The legal environment in the Czech Republic is currently undergoing significant changes, primarily focusing on the implementation of the NIS2 cybersecurity Directive, whistleblowing legislation, tax reform, and class actions, according to Rowan Legal Partner Josef Donat.
"The implementation of the NIS2 cybersecurity Directive has sparked extensive discussions," Donat notes. "The regulator for cybersecurity has published the first draft of the resolution, according to which the transition from NIS1 to the new act will significantly increase the number of governed entities from 500 to 6,000, creating a vast market with new obligations and compliance requirements. As a result," he notes, "we anticipate a lot of work and new clients in the coming 12 to 18 months."
"The implementation of whistleblowing measures has been slightly delayed, but a new law is expected to come into effect in August," Donat continues. "With the law nearing implementation, clients are now becoming aware of their obligations and are keen to establish comprehensive whistleblowing systems within their companies."

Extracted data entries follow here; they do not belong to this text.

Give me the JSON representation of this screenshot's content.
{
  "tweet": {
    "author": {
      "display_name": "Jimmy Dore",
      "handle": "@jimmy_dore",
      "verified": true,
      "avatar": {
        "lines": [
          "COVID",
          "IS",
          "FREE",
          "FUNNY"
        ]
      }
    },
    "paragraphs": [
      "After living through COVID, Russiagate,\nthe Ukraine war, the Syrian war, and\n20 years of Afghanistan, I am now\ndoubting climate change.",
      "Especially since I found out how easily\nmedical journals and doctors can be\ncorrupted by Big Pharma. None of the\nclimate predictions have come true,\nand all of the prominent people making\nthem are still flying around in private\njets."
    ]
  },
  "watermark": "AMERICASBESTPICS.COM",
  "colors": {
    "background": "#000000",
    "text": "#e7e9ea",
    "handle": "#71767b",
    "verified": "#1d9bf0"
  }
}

"In addition, there is a significant tax reform underway, which holds great importance from a legal standpoint," Donat adds. "The introduction of new legislation, encompassing a substantial amount of content, is expected. These changes include various tax increases and decreases, which will have implications for businesses and individuals," he says.
Furthermore, Donat emphasizes that there is anticipation surrounding the finalization of regulations on class actions: "As of now, the details are not yet finalized, and the legal community eagerly awaits the official version, including crucial aspects such as the opt-in and opt-out decision. This development has the potential to significantly impact how disputes are handled and resolved by lawyers. The final wording, as determined by the Ministry of Justice, will definitely be of interest to legal professionals in the field."
Another major talking point in the Czech Republic is the impact of AI, specifically ChatGPT, on legal services. "Recently, the bar expressed concern regarding the use of ChatGPT, and AI tools in general, for providing legal services," Donat points out. "The discussions are expected to continue for several weeks as there are concerns about the potential issues surrounding its daily use by some colleagues, particularly in meeting the necessary requirements." He explains "there are concerns that the majority of AI tools currently available may not comply with bar regulations, especially concerning confidentiality. However, it is interesting to see how things will unfold and how the regulations in this area will develop."
Finally, Donat points out "the Czech Data Protection Authority has imposed the highest fine ever recorded, amounting to EUR 13.7 million, which is one of the 20 highest GDPR fines ever imposed by EU authorities. The recipient of this substantial penalty is Avast, a company that merged with Norton a few years ago." He highlights that "Avast was found guilty of selling customer data to third parties, a significant issue in the Czech Republic. The magnitude of the fine has shocked everyone, as there is no precedent for such a substantial penalty in our country," he notes. "Even though this is a first-instance decision that was appealed, it is our hope that companies will become more cognizant of the importance of data protection in light of this high-profile incident."